Hal ini terjadi baik dalam kepercayaan dan peribadatan, baik dalam hal kepengikutan dan kepenguasaan, maupun dalam kedua hal itu sekaligus.” (Buku “Petunjuk Jalan” Sayyid Qutb- Media Da’wah- hlm 66)
Jelas sekali sebagaimana ditulis oleh Sayyid Qutb di atas bahwa Sepanjang sejarah manusia, tujuan da'wah itu hanya satu saja. Yaitu: mengenalkan manusia kepada Ilah mereka yang satu, Ilah mereka yang sesungguhnya, menegaskan bahwa mereka adalah hamba Ilah mereka yang satu, dan menghilangkan ke-ilah-an makhluk.
Tujuan da’wah seperti ditegaskan beliau di atas sangat sesuai dengan ayat-ayat Al-Qur’an dimana Allah سبحانه و تعالى menegaskan bahwa para Nabi dan Rasul Allah semua menyerukan kaumnya masing-masing pesan abadi yang serupa:
“Dan sesungguhnya Kami telah mengutus rasul pada tiap-tiap umat (untuk menyerukan):
"Sembahlah Allah (saja), dan jauhilah Thaghut itu".(QS An-Nahl 36)
“Dan sesungguhnya Kami telah mengutus Nuh kepada kaumnya, (dia berkata): "Sesungguhnya aku adalah pemberi peringatan yang nyata bagi kamu, agar kamu tidak menyembah selain Allah.” (QS Hud 25-26)
“Dan kepada kaum Ad (Kami utus) saudara mereka, Hud. Ia berkata: "Hai kaumku, sembahlah Allah, sekali-kali tidak ada bagimu Ilah selain Dia. Kamu hanyalah mengada-adakan saja.” (QS Hud 50)
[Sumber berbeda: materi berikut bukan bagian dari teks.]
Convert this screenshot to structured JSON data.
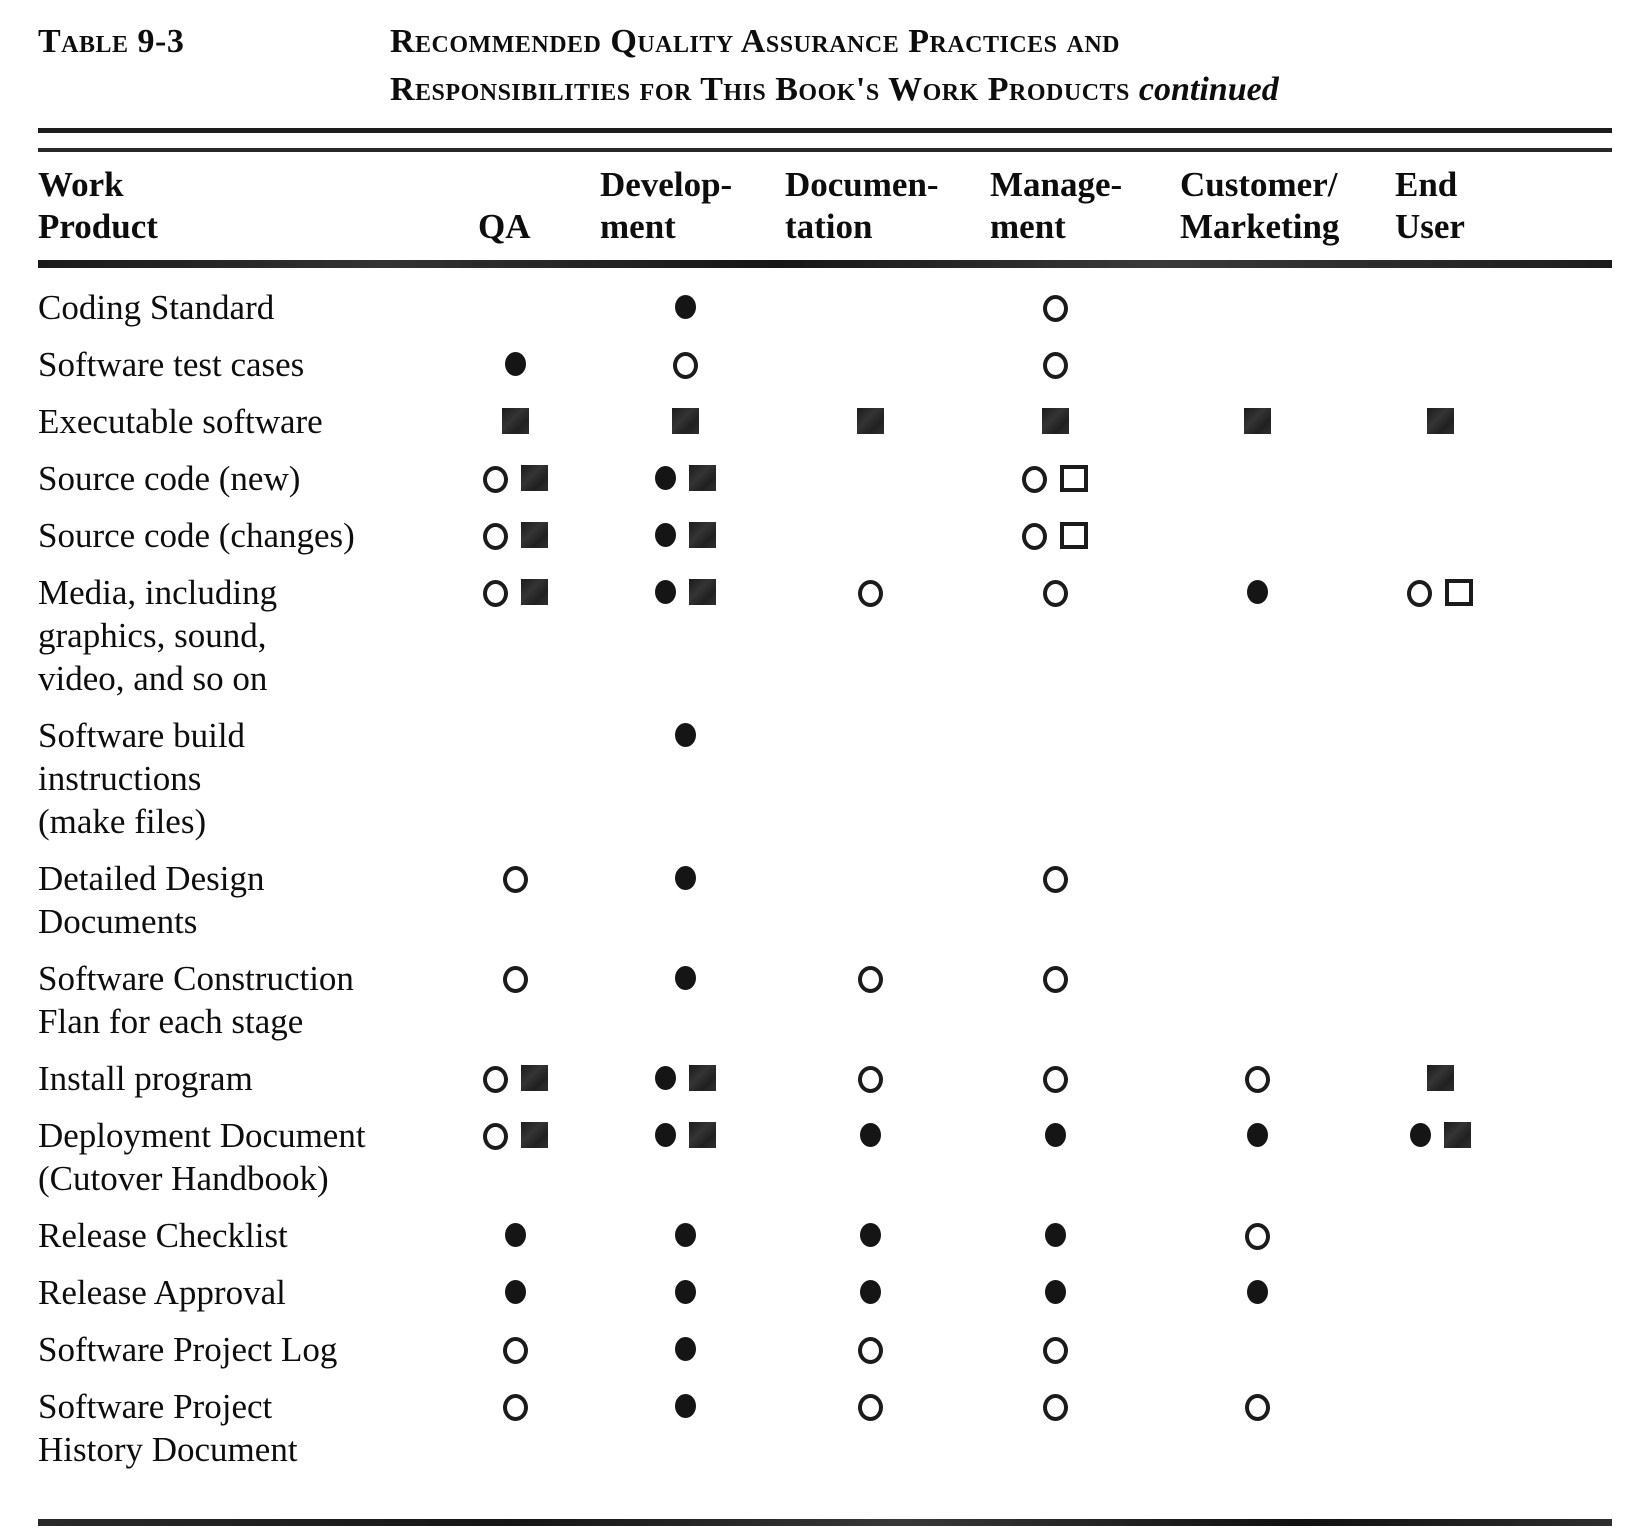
{
  "caption": {
    "label": "Table 9-3",
    "title_line1": "Recommended Quality Assurance Practices and",
    "title_line2": "Responsibilities for This Book's Work Products",
    "continued": "continued"
  },
  "symbol_glyphs": {
    "filled-circle": "●",
    "open-circle": "○",
    "filled-square": "■",
    "open-square": "□"
  },
  "ink_color": "#0d0d0d",
  "table": {
    "columns": [
      {
        "id": "work-product",
        "line1": "Work",
        "line2": "Product"
      },
      {
        "id": "qa",
        "line1": "",
        "line2": "QA"
      },
      {
        "id": "development",
        "line1": "Develop-",
        "line2": "ment"
      },
      {
        "id": "documentation",
        "line1": "Documen-",
        "line2": "tation"
      },
      {
        "id": "management",
        "line1": "Manage-",
        "line2": "ment"
      },
      {
        "id": "customer-marketing",
        "line1": "Customer/",
        "line2": "Marketing"
      },
      {
        "id": "end-user",
        "line1": "End",
        "line2": "User"
      }
    ],
    "rows": [
      {
        "label": [
          "Coding Standard"
        ],
        "cells": [
          [],
          [
            "filled-circle"
          ],
          [],
          [
            "open-circle"
          ],
          [],
          []
        ]
      },
      {
        "label": [
          "Software test cases"
        ],
        "cells": [
          [
            "filled-circle"
          ],
          [
            "open-circle"
          ],
          [],
          [
            "open-circle"
          ],
          [],
          []
        ]
      },
      {
        "label": [
          "Executable software"
        ],
        "cells": [
          [
            "filled-square"
          ],
          [
            "filled-square"
          ],
          [
            "filled-square"
          ],
          [
            "filled-square"
          ],
          [
            "filled-square"
          ],
          [
            "filled-square"
          ]
        ]
      },
      {
        "label": [
          "Source code (new)"
        ],
        "cells": [
          [
            "open-circle",
            "filled-square"
          ],
          [
            "filled-circle",
            "filled-square"
          ],
          [],
          [
            "open-circle",
            "open-square"
          ],
          [],
          []
        ]
      },
      {
        "label": [
          "Source code (changes)"
        ],
        "cells": [
          [
            "open-circle",
            "filled-square"
          ],
          [
            "filled-circle",
            "filled-square"
          ],
          [],
          [
            "open-circle",
            "open-square"
          ],
          [],
          []
        ]
      },
      {
        "label": [
          "Media, including",
          "graphics, sound,",
          "video, and so on"
        ],
        "cells": [
          [
            "open-circle",
            "filled-square"
          ],
          [
            "filled-circle",
            "filled-square"
          ],
          [
            "open-circle"
          ],
          [
            "open-circle"
          ],
          [
            "filled-circle"
          ],
          [
            "open-circle",
            "open-square"
          ]
        ]
      },
      {
        "label": [
          "Software build",
          "instructions",
          "(make files)"
        ],
        "cells": [
          [],
          [
            "filled-circle"
          ],
          [],
          [],
          [],
          []
        ]
      },
      {
        "label": [
          "Detailed Design",
          "Documents"
        ],
        "cells": [
          [
            "open-circle"
          ],
          [
            "filled-circle"
          ],
          [],
          [
            "open-circle"
          ],
          [],
          []
        ]
      },
      {
        "label": [
          "Software Construction",
          "Flan for each stage"
        ],
        "cells": [
          [
            "open-circle"
          ],
          [
            "filled-circle"
          ],
          [
            "open-circle"
          ],
          [
            "open-circle"
          ],
          [],
          []
        ]
      },
      {
        "label": [
          "Install program"
        ],
        "cells": [
          [
            "open-circle",
            "filled-square"
          ],
          [
            "filled-circle",
            "filled-square"
          ],
          [
            "open-circle"
          ],
          [
            "open-circle"
          ],
          [
            "open-circle"
          ],
          [
            "filled-square"
          ]
        ]
      },
      {
        "label": [
          "Deployment Document",
          "(Cutover Handbook)"
        ],
        "cells": [
          [
            "open-circle",
            "filled-square"
          ],
          [
            "filled-circle",
            "filled-square"
          ],
          [
            "filled-circle"
          ],
          [
            "filled-circle"
          ],
          [
            "filled-circle"
          ],
          [
            "filled-circle",
            "filled-square"
          ]
        ]
      },
      {
        "label": [
          "Release Checklist"
        ],
        "cells": [
          [
            "filled-circle"
          ],
          [
            "filled-circle"
          ],
          [
            "filled-circle"
          ],
          [
            "filled-circle"
          ],
          [
            "open-circle"
          ],
          []
        ]
      },
      {
        "label": [
          "Release Approval"
        ],
        "cells": [
          [
            "filled-circle"
          ],
          [
            "filled-circle"
          ],
          [
            "filled-circle"
          ],
          [
            "filled-circle"
          ],
          [
            "filled-circle"
          ],
          []
        ]
      },
      {
        "label": [
          "Software Project Log"
        ],
        "cells": [
          [
            "open-circle"
          ],
          [
            "filled-circle"
          ],
          [
            "open-circle"
          ],
          [
            "open-circle"
          ],
          [],
          []
        ]
      },
      {
        "label": [
          "Software Project",
          "History Document"
        ],
        "cells": [
          [
            "open-circle"
          ],
          [
            "filled-circle"
          ],
          [
            "open-circle"
          ],
          [
            "open-circle"
          ],
          [
            "open-circle"
          ],
          []
        ]
      }
    ]
  }
}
Inilah pesan sepanjang zaman yang menjadi inti da’wah Islam. Yaitu mengajak setiap manusia untuk memfokuskan ibadah hanya kepada Allah سبحانه و تعالى seraya meninggalkan berbagai ilah atau thaghut yang merupakan musuh para Nabiyullah ‘alaihimussalam. Demikianlah yang diungkapkan Nabiyullah Ibrahim ‘alaihissalam kepada kaumnya:
“Ibrahim berkata: "Maka apakah kamu telah memperhatikan apa yang
selalu kamu sembah, kamu dan nenek moyang kamu yang dahulu? Karena
sesungguhnya apa yang kamu sembah itu adalah musuhku, kecuali Rabb
semesta alam.” (QS Asy-Syuara 75-77)
Selanjutnya Sayyid Qutb menulis: “Selain dari beberapa gelintir manusia pada saat-saat tertentu dalam sejarah, manusia tidak pernah mengingkari prinsip ketuhanan, atau menolak adanya Ilah sama sekali. Hanya mereka tersalah dalam mengenal hakekat Ilah mereka yang hak itu.” Menurutnya, manusia pada umumnya tidak mengingkari prinsip ketuhanan atau menolak adanya ilah sama sekali. Artinya, sekedar mengaku ber-ilah bukanlah hal yang istimewa, sebab pada umumnya manusia memang mengakui adanya ilah bagi mereka. Tetapi mereka sering tersalah di dalam mengenal, memahami dan memuliakan ilah yang hak itu.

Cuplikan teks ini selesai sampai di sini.